Medical personnel, working with as few as five physicians per 100,000 people, are faced with enormous challenges when providing health care services. The ability to access online medical records, perform health assessments using advanced medical equipment, and provide around the clock care are critical in diagnosing and treating patients that often seek care from clinics in different locations.
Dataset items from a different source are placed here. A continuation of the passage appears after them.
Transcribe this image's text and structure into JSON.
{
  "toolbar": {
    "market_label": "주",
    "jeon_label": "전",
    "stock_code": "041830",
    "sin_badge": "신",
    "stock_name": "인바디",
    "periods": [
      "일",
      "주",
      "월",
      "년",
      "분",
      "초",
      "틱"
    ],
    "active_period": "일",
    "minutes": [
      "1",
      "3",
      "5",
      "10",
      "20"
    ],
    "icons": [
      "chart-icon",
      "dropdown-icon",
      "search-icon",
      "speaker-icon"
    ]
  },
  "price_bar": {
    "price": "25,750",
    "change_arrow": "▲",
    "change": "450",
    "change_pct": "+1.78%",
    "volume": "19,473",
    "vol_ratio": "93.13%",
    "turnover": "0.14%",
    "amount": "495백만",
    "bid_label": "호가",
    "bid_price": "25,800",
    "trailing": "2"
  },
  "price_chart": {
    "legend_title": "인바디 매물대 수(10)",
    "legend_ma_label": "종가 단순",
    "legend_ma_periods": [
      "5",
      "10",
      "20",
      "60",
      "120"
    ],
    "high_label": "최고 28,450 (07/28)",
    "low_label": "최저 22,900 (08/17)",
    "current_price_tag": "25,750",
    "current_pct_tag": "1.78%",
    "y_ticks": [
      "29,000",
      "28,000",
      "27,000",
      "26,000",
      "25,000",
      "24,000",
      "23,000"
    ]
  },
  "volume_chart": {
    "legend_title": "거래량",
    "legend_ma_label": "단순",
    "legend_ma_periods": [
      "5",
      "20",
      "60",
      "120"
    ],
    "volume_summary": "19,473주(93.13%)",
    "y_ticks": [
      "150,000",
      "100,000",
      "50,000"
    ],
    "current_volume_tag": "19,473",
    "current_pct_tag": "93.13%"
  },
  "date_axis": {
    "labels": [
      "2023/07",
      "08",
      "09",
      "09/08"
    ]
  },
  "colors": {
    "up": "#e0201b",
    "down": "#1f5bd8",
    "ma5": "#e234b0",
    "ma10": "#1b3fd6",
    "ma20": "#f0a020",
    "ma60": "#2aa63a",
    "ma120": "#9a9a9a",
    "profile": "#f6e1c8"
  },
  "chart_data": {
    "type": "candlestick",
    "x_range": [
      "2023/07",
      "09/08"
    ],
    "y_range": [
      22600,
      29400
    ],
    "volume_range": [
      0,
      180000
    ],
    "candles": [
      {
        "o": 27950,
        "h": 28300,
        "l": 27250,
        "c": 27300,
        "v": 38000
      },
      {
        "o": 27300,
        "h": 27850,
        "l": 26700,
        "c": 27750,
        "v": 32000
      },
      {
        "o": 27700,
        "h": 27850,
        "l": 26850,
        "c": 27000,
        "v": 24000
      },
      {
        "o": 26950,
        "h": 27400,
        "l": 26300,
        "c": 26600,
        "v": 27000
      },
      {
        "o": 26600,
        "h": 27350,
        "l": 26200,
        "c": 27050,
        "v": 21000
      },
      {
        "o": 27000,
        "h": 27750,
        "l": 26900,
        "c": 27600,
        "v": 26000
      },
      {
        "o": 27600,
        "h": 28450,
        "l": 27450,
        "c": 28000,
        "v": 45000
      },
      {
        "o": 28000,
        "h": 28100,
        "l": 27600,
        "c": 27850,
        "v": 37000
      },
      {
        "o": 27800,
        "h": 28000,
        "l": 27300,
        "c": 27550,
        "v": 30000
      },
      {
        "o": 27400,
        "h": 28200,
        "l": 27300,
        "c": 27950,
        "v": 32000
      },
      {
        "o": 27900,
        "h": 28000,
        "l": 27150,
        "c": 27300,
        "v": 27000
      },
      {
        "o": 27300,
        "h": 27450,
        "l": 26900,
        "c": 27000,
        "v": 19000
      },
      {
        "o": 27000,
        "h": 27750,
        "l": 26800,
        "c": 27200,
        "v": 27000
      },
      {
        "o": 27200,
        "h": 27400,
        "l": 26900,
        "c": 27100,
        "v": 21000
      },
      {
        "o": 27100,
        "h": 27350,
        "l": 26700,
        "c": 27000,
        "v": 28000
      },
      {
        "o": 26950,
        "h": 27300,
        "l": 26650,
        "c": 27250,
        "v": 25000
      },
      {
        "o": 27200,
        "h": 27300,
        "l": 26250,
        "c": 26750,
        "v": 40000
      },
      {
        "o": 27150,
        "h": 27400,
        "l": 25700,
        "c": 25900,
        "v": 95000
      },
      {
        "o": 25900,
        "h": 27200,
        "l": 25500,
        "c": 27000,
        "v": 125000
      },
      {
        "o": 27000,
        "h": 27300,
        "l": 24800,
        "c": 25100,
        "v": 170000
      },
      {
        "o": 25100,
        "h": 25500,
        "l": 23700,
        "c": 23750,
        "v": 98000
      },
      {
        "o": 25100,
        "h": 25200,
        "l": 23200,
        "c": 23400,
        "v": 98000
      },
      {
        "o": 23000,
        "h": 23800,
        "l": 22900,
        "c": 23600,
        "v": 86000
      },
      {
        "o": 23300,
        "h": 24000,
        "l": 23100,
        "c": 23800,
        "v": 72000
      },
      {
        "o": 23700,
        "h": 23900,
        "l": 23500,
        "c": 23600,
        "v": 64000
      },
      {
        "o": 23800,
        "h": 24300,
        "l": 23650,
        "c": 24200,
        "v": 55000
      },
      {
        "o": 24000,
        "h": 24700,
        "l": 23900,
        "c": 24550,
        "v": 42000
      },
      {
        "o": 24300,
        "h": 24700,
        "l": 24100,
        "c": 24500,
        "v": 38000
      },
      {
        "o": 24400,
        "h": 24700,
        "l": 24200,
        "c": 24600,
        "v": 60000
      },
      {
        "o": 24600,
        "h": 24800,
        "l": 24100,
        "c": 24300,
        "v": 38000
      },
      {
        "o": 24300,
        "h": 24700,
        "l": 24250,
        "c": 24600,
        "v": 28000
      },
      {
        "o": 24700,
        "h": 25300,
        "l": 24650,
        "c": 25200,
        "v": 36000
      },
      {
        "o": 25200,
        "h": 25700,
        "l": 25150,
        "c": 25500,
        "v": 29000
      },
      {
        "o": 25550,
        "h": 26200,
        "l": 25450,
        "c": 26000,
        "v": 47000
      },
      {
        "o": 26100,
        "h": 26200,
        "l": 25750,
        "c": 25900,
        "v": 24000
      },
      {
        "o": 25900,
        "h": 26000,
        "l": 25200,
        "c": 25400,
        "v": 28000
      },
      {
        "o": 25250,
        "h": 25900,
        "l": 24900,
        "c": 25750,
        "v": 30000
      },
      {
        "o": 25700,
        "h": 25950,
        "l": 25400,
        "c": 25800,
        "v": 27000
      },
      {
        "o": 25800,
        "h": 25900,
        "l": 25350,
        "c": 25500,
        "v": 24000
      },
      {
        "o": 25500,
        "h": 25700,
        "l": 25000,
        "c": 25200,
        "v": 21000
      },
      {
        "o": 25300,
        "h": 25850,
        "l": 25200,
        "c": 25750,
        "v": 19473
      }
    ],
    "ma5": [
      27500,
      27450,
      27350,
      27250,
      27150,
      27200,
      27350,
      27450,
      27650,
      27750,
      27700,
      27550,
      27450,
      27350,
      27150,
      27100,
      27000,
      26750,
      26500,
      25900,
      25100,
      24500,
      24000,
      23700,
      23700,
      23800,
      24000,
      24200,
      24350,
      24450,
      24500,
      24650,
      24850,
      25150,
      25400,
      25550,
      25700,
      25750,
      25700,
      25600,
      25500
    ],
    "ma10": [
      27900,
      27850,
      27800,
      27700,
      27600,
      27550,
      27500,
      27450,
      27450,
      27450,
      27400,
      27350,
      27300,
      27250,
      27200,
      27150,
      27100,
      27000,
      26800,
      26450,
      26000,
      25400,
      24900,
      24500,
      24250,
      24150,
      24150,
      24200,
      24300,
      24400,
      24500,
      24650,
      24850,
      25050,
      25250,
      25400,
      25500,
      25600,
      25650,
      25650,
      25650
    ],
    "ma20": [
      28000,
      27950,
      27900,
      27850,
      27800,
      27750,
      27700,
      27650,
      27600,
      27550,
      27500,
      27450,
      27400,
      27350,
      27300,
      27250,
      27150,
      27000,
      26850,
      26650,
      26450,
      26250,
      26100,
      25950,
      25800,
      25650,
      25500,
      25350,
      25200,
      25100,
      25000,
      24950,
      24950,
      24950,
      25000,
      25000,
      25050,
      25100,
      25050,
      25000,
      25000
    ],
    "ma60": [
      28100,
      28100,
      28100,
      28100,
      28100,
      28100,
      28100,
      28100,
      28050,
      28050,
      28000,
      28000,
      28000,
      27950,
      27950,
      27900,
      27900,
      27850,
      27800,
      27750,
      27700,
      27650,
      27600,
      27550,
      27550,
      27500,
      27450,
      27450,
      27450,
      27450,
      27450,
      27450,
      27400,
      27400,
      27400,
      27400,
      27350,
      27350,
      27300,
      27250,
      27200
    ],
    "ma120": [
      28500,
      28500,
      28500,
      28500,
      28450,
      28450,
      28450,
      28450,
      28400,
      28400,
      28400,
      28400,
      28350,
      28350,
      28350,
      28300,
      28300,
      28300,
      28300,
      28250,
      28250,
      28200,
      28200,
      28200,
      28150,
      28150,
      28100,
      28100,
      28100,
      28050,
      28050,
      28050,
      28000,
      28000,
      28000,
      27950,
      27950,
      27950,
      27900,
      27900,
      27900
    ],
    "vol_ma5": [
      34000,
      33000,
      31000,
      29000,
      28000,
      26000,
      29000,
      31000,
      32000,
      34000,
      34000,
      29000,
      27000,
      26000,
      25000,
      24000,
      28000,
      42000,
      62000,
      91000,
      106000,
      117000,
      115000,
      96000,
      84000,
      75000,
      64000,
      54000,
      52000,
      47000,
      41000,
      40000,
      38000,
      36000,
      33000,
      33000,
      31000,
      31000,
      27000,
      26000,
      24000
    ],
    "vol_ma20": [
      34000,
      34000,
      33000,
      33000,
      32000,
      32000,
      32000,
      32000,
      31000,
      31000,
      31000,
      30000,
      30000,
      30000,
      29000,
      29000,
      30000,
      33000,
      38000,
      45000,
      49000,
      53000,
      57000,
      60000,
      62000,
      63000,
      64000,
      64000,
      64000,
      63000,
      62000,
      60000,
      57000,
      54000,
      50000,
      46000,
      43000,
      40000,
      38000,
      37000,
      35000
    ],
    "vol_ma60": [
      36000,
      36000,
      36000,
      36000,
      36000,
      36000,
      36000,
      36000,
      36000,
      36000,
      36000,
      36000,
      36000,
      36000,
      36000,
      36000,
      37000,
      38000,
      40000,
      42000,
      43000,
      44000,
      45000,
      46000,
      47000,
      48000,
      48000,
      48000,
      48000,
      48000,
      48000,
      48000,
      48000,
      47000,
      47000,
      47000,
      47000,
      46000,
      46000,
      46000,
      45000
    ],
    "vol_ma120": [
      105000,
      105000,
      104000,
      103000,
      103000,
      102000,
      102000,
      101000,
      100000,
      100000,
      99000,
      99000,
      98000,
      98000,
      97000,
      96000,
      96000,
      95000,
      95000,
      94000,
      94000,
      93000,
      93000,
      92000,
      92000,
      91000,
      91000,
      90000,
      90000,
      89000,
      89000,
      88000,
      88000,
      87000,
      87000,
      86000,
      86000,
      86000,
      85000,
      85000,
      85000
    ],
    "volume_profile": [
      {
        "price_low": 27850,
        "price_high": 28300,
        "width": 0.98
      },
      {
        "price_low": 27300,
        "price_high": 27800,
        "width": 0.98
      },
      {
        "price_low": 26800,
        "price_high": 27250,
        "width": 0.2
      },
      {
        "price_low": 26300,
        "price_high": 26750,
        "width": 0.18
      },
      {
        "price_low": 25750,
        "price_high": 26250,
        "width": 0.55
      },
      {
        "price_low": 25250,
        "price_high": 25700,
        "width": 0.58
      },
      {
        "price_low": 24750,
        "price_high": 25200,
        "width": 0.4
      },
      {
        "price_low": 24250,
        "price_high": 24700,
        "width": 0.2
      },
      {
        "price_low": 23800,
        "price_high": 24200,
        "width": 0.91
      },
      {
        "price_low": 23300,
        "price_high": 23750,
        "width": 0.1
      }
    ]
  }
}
In 2008, SELF teamed with Partners In Health (PIH), an international medical organization committed to improving the health of the poor and marginalized, to incorporate solar power into its health clinics to provide the additional electricity needed to power a network of computers connected by VSAT (Very Small Aperture Terminal) satellites that reliably transfer video, voice and data. This first phase of the partnership led to the installation of 2 kW solar electric systems at each of four PIH clinics.
Phase two of the project was implemented in 2010, adding 3 kW of power to each of the phase one systems and installed new, 2 kW solar systems at each of three additional PIH clinics. This was made possible in large part by support from the SunPower Foundation, a nonprofit organization created by the SunPower Corporation to work with global partners to accelerate the adoption of renewable energy.
The results of these projects – new communications systems, improved access to health records, installation of new x-ray machines to diagnose tuberculosis, extended run-time of medical equipment, and the implementation of critical lighting – not only contribute to the success of the PIH medical staff in providing long-term, quality medical services that are faster and more accurate, but also provide certainty to the women, men and children of Lesotho that they have access to the types of health care needed to combat disease.